Sunday, May 27, 2012

1 day in 7




I am two weeks away from finishing my internship in preliminary medicine at the University of North Carolina.  Around Christmas time I was on the cusp of quitting.  In my previous post I stated that being an intern is like being "a busboy" or maybe a waiter of some sort, carrying out orders, being swamped with paperwork, working long hours, and generally being underappreciated. I was jaded with the system, and skeptical of inpatient medicine after observing patients suffer from iatrogenic harm from moderately invasive tests I ordered... 

I finished this year, and I have so many stories to tell but no one to tell them to, so I will post them to my blog which has many faithful followers.  I get one day off every seven, so on this Sunday which I am off, I will recount one of these stories briefly because everything seems better and humorous in retrospect.

Like the time me and my senior resident were in the ER examing a forty something year old Nigerian woman who I will refer to as Sheila. She had weightloss, diarrhea, productive cough, myalgias, and fevers for a month and had been to Nigeria 5-6 months prior...  The next morning I presented her story on rounds, and about 2 minutes in, my attending physician interrupted me and said, "has she been tested for HIV?" 

"Yes, the ER sent this off," I replied (in my head I was not sure though).  After rounds I headed straight for a computer to see the results from Sheila's labwork, but my attending physician beat me to it and said "her HIV test came back positive." And then I felt relief.
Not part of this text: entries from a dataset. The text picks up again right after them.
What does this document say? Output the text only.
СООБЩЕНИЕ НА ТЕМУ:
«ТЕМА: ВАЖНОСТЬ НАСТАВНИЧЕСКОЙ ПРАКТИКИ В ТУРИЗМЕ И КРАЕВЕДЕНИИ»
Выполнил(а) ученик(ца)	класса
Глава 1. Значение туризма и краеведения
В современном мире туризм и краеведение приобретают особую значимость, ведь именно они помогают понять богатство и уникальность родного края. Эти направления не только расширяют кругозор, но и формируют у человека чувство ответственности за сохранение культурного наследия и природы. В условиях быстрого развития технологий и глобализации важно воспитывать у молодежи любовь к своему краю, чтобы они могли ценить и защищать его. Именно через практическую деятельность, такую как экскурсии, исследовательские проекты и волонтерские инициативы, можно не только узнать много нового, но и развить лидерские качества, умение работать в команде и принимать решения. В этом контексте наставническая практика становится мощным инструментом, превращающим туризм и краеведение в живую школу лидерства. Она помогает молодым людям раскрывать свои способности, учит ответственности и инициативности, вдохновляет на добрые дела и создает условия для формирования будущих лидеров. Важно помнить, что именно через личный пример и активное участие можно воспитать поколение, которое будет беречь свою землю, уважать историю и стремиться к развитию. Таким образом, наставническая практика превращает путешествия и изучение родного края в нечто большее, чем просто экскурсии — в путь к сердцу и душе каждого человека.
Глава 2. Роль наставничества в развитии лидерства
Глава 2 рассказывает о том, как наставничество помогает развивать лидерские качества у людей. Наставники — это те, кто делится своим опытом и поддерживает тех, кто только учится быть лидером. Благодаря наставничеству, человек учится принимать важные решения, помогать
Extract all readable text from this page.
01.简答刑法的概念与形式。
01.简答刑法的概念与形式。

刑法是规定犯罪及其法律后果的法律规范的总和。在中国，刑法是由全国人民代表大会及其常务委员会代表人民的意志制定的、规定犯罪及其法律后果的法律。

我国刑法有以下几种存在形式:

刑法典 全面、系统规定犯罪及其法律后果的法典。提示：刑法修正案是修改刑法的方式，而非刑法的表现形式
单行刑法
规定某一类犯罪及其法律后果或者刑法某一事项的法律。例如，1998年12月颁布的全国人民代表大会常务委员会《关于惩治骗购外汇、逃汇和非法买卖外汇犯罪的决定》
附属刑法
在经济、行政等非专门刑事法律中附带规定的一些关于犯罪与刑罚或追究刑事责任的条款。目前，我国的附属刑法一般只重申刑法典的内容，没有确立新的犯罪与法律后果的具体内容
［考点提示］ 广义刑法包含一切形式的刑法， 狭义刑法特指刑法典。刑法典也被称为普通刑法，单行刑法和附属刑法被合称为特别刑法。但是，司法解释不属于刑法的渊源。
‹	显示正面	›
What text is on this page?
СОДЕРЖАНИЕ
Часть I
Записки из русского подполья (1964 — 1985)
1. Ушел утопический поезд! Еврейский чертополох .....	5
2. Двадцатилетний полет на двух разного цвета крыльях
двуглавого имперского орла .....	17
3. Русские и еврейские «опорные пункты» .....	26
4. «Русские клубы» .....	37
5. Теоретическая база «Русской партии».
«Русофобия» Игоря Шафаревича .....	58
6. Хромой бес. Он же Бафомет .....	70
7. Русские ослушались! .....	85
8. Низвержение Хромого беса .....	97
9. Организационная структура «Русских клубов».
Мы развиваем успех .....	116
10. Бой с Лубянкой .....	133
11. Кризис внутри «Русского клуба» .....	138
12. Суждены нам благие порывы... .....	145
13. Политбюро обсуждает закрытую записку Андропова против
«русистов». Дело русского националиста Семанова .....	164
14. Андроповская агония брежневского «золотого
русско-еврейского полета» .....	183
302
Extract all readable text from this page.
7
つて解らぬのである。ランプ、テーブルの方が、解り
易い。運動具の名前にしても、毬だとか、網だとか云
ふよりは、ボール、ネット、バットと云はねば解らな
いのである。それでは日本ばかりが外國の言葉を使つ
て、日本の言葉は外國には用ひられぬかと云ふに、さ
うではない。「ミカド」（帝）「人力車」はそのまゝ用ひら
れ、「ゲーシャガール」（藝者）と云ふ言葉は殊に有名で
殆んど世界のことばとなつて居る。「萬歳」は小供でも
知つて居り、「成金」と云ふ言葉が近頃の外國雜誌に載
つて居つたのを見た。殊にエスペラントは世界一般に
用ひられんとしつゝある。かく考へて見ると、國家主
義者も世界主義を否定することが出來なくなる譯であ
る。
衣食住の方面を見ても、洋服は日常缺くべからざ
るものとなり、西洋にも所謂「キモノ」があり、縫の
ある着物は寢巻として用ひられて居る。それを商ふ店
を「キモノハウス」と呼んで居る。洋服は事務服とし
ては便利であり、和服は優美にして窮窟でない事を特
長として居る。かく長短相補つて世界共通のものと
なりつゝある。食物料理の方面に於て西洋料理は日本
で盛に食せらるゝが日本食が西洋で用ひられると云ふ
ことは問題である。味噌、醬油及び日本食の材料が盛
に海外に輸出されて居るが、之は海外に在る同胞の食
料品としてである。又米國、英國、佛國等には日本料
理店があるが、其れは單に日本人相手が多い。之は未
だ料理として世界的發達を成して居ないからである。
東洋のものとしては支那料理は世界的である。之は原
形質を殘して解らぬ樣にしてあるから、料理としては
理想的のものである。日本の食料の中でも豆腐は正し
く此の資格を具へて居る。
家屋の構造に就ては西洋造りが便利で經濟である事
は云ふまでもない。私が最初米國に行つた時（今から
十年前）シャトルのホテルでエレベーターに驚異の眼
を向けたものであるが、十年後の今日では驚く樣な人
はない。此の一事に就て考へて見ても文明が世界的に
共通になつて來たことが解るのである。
We have an answer, we have a source and we can treat it. The day rolled on and by around 7PMish, it hit me that I still had not told Shiela her diagnosis.  Soon it would be time to sign out to night float, and it would be inappropriate to have someone who had never seen this patient break the diagnosis to her. So I put on the yellow contact precautions gown, wore my N95 respirator (as this patient was being ruled out for C difficile colitis and tuberculosis), and I updated my patient.  My voice was soft and nasal as the respirator was pinching my nose.  I had forgotten everything I had learned in medical school about delivering bad news.  I was relieved to have a diagnosis and an answer; Shiela's torment was just beginning.

Sheila burst in to tears... I wanted to give her a hug to console her, but she was too weak to get out of bed. And then it hit me how isolating it must feel to be handed a diagnosis like this from a virtual stranger. I would leave and go home that night, but Sheila would be alone, confined to her room with only her racing thoughts. The following day we started prophylactic medications and consulted the infectious disease specialists. Eventually Sheila informed her husband of her diagnosis.  I tried multiple times to call him to encourage him to get tested. When I finally was able to get ahold of him, his reaction was complete denial. 

With time, IV fluids, and broad spectrum antibiotics, Shiela eventually got better. She was started on anti-retroviral medications, and her husband had setup an appointment in the ambulatory care center to get tested for HIV as well. So there are happy endings during intern year, it's just so easy to forget about them.

Back to the million dollar question: What's next for me?

That I'm not certain about.  People have referred to neurology as a form of "intellectual masturbation" where a complex thought process goes in to diagnosing a condition which can't be treated. As a resident on the neurology wards service, I understand that by and large the intervention for ischemic strokes are conservative and far from heroic. The patients in the epilepsy monitoring unit usually have psychogenic pseudoseizures which generally don't respond to medications.  But maybe one in seven patients get significantly better because of our interventions and treatments.  Like the patients with myesthenia gravis who get plasmapharesis and regain their strength. Or the patients with giant cell arteritis who receive high dose steroids thereby saving their vision. 

So for those one in seven people, I'm going to ride this out I guess.